1. In deze verordening wordt verstaan onder:
de wet: de Wet werk en bijstand;
de gezinsnorm: de norm, als bedoeld in artikel 21, eerste lid, van de wet;
het college: het college van burgemeester en wethouders van de gemeente Slochteren;
de schoolverlater: de alleenstaande die, gedurende de eerste zes maanden na beëindiging van de deelname aan onderwijs of beroepsopleiding, voor zover voor dat onderwijs of die opleiding aanspraak bestond op studiefinanciering op grond van de Wet studiefinanciering 2000 of op een tegemoetkoming in de onderwijsbijdrage en de schoolkosten op grond van het vierde hoofdstuk van de Wet tegemoetkoming onderwijsbijdrage en schoolkosten, bijstand aanvraagt;
de belanghebbende: de alleenstaande, de alleenstaande ouder of het gezin, en het kind of de kinderen van de alleenstaande ouder of het gezin;
de verzorgingsbehoevende: degene die is aangewezen op verpleging of verzorging ter voorkoming van een opname in een verpleeg- of verzorgingshuis.
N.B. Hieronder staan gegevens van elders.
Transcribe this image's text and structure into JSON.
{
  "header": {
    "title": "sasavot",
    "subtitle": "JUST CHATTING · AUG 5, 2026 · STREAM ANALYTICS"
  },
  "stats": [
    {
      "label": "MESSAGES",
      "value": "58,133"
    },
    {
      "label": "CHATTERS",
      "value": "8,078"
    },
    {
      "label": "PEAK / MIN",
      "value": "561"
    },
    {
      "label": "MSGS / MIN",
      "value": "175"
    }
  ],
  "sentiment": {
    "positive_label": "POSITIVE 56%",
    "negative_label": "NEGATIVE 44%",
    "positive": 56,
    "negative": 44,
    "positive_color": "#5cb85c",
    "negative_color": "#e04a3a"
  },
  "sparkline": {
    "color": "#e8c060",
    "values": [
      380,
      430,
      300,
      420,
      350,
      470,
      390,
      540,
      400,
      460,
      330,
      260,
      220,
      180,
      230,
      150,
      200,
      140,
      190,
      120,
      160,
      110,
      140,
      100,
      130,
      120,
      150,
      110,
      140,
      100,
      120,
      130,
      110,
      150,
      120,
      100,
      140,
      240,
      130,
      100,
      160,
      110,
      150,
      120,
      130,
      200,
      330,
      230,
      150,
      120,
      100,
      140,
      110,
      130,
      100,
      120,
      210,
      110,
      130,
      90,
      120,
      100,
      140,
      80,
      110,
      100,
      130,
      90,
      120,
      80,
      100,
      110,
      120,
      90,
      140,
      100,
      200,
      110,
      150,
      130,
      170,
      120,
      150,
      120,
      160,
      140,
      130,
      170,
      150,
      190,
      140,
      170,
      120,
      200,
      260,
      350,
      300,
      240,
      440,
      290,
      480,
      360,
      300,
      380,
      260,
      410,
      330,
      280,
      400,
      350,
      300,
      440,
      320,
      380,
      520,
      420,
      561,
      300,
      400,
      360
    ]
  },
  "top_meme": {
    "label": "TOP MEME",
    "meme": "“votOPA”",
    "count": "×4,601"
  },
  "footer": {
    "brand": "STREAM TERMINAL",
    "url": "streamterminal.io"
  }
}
2. Alle begrippen die in deze verordening worden gebruikt en die niet nader worden omschreven, hebben dezelfde betekenis als in de Wet werk en bijstand en de Algemene wet bestuursrecht.
1. De bepalingen in deze verordening gelden alleen voor belanghebbenden van 21 jaar of ouder doch jonger dan 65 jaar. In geval van een gezin gelden de bepalingen van deze verordening alleen, indien alle gezinsleden jonger zijn dan 65 jaar zijn én er geen sprake is van een situatie als bedoeld in artikel 21, tweede lid of artikel 23 van de wet.
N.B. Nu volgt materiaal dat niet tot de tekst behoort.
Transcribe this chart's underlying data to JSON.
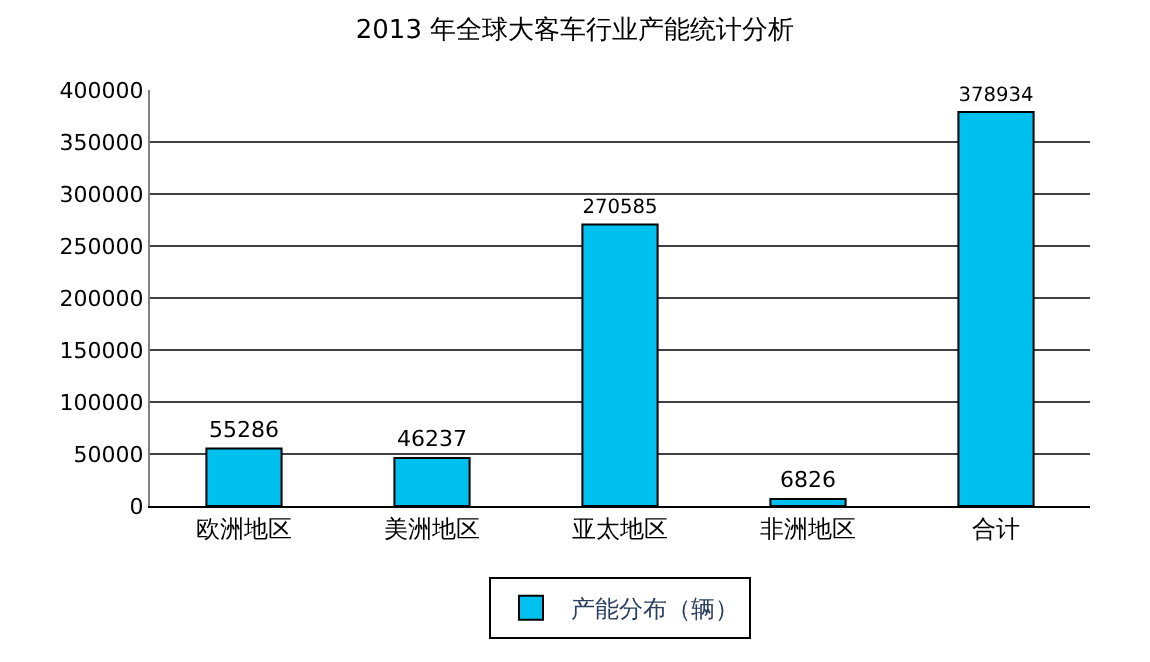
{
  "chart_data": {
    "type": "bar",
    "title": "2013 年全球大客车行业产能统计分析",
    "categories": [
      "欧洲地区",
      "美洲地区",
      "亚太地区",
      "非洲地区",
      "合计"
    ],
    "series": [
      {
        "name": "产能分布（辆）",
        "color": "#00c0f0",
        "values": [
          55286,
          46237,
          270585,
          6826,
          378934
        ]
      }
    ],
    "ylim": [
      0,
      400000
    ],
    "yticks": [
      0,
      50000,
      100000,
      150000,
      200000,
      250000,
      300000,
      350000,
      400000
    ],
    "grid": "y",
    "legend": "bottom",
    "data_labels": true
  }
}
2. De bepalingen in het tweede en derde hoofdstuk laten toepassing van artikel 18 van de wet onverlet.
3. De betaling kan geschieden anders dan op rekening van de schuldeiser.
4. De betaling kan geschieden aan anderen dan de schuldeiser. Dit kunnen onder andere de gemeentelijke Kredietbank en door belanghebbende aangewezen derden zijn.
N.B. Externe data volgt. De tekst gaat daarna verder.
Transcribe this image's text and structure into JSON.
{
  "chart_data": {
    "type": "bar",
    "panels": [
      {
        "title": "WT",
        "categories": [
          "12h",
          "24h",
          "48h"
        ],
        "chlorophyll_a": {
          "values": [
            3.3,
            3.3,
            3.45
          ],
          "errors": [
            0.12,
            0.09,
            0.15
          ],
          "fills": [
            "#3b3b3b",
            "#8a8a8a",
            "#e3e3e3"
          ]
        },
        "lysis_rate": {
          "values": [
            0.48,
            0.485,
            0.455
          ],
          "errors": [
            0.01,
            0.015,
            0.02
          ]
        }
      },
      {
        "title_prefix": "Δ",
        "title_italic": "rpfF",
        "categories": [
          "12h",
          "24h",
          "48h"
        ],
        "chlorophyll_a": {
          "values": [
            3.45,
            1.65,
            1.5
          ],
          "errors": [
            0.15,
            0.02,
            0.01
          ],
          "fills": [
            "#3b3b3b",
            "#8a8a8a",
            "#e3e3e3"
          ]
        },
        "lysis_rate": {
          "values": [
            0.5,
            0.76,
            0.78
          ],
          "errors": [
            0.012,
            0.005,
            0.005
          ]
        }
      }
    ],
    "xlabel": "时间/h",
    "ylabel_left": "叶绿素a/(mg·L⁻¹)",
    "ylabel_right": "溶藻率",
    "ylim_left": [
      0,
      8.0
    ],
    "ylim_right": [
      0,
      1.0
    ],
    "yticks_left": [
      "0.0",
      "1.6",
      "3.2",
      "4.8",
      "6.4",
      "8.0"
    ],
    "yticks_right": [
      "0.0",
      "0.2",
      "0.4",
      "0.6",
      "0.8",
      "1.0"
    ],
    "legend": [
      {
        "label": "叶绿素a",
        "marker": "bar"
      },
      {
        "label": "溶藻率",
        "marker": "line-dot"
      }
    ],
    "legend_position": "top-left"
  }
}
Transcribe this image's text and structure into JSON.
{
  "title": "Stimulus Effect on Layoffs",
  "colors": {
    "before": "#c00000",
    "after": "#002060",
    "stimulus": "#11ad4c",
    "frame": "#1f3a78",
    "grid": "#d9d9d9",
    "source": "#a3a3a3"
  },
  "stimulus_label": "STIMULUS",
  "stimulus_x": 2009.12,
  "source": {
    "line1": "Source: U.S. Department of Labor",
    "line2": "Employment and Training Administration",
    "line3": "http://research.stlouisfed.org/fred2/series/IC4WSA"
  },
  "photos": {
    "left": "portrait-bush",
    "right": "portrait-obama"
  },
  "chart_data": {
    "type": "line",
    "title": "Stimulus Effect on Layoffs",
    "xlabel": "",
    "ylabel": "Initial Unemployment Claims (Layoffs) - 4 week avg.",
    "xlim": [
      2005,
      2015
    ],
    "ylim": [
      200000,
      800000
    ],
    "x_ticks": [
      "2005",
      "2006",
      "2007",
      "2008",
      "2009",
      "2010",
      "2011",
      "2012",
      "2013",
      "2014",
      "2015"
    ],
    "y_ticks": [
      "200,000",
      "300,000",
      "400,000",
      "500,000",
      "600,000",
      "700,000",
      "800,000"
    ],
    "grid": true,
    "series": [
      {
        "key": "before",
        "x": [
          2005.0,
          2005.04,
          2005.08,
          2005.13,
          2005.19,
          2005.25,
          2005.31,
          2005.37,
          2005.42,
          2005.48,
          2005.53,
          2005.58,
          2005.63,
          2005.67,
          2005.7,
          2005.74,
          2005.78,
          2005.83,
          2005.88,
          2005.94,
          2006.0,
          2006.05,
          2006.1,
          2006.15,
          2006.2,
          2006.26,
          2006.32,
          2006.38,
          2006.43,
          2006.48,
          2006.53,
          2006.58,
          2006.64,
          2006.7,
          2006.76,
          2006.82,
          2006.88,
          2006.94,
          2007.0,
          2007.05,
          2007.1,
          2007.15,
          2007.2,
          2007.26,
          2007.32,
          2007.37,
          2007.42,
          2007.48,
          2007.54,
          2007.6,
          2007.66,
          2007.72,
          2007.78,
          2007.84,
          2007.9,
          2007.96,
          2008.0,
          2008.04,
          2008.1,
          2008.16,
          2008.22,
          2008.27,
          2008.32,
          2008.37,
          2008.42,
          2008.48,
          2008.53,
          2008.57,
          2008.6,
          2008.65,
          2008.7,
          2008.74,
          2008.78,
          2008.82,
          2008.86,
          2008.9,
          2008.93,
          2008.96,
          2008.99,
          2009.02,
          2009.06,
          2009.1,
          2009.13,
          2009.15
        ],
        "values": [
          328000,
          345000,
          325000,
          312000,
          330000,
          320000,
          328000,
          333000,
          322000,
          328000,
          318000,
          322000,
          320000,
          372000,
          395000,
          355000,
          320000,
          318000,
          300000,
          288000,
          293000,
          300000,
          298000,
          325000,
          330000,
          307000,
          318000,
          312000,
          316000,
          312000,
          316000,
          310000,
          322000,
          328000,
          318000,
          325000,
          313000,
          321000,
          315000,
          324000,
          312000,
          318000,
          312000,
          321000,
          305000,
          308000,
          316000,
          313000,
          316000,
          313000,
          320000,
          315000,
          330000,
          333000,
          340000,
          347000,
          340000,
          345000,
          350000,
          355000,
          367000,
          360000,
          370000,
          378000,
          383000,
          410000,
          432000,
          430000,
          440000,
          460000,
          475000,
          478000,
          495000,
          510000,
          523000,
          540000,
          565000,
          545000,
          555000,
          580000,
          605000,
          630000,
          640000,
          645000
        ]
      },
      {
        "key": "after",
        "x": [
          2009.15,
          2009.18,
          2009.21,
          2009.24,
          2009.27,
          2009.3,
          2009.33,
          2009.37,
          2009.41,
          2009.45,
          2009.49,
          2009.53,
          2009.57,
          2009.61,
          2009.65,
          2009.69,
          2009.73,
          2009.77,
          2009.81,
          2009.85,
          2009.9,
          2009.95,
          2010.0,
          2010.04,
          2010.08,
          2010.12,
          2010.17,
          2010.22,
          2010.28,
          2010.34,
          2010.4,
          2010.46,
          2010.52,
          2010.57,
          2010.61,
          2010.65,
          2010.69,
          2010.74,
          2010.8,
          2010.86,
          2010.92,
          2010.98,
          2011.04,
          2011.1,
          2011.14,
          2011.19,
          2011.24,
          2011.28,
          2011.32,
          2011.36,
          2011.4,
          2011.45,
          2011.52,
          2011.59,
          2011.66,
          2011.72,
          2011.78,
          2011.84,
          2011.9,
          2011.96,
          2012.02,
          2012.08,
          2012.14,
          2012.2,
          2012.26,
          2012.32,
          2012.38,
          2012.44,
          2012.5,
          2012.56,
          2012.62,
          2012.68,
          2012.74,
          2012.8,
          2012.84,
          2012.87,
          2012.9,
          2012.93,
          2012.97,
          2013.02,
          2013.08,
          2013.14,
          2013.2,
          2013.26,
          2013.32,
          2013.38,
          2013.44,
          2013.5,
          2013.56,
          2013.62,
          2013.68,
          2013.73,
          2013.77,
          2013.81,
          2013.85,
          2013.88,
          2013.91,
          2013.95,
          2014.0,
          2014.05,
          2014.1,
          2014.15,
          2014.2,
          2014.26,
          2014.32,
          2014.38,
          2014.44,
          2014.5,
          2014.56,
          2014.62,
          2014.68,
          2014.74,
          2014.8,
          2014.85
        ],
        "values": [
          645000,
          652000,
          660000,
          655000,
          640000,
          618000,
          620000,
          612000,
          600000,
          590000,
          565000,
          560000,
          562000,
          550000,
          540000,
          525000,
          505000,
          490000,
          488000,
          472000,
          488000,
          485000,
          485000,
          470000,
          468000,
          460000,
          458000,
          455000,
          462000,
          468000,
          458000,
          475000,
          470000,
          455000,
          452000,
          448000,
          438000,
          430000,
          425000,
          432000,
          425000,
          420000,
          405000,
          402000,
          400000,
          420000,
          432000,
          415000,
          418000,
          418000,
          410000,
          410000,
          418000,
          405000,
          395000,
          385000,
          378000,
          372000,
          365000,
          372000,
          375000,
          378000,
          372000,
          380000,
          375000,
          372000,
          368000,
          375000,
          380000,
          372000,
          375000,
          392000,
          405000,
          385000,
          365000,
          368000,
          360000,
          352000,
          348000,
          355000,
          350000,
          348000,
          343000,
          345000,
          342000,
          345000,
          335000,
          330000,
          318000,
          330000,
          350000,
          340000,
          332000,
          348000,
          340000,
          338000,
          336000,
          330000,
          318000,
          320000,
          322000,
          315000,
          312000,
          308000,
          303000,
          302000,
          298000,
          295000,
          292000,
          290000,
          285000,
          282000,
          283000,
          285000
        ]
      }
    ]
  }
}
1. De toeslag als bedoeld in artikel 25, eerste lid, van de wet bedraagt het maximaal genoemde bedrag van artikel 25, tweede lid, van de wet voor de alleenstaande en de alleenstaande ouder in wiens woning geen ander dan een ten last komend kind tot 18 jaar zijn hoofdverblijf heeft.
2. De toeslag als bedoeld in artikel 25, eerste lid, van de wet bedraagt 10% van de gezinsnorm voor de alleenstaande en de alleenstaande ouder op wie het eerste lid niet van toepassing is.
3. Voor de toepassing van het tweede lid wordt geen rekening gehouden met een inwonende verzorgingsbehoevende die door de belanghebbende wordt verzorgd of, als de belanghebbende verzorgingsbehoevende is, met een inwonende die de belanghebbende verzorgt, voor zover de verzorgende en de verzorgingsbehoevende bloedverwanten in de tweede graad zijn.
1. De verlaging als bedoeld in artikel 26 van de wet bedraagt 10% van de norm voor een gezin die een woning deelt met één of meer anderen, anders dan bloed- of aanverwanten in de eerste graad.
2. Voor de toepassing van het eerste lid wordt geen rekening gehouden met een inwonende verzorgingsbehoevende die door de belanghebbende wordt verzorgd of, als de belanghebbende verzorgingsbehoevende is, met een inwonende die de belanghebbende verzorgt, voor zover de verzorgende en de verzorgingsbehoevende bloedverwanten in de tweede graad zijn.
1. Voor de schoolverlater is de bijstandsnorm het bedrag, zoals genoemd in artikel 33, tweede lid, van de wet.
2. Het bepaalde in de artikelen 3, 4, 6 en 7 is niet van toepassing op de schoolverlater voor wie toepassing wordt gegeven aan het eerste lid.
1. De bijstandsnorm of de toeslag wordt lager vastgesteld, indien de belanghebbende lagere algemeen noodzakelijke kosten van het bestaan heeft dan waarin de norm of de toeslag voorzien als gevolg van zijn woonsituatie, waaronder begrepen het niet aanhouden van een woning of het niet hebben van woonkosten in de vorm van huur of hypothecaire verplichtingen.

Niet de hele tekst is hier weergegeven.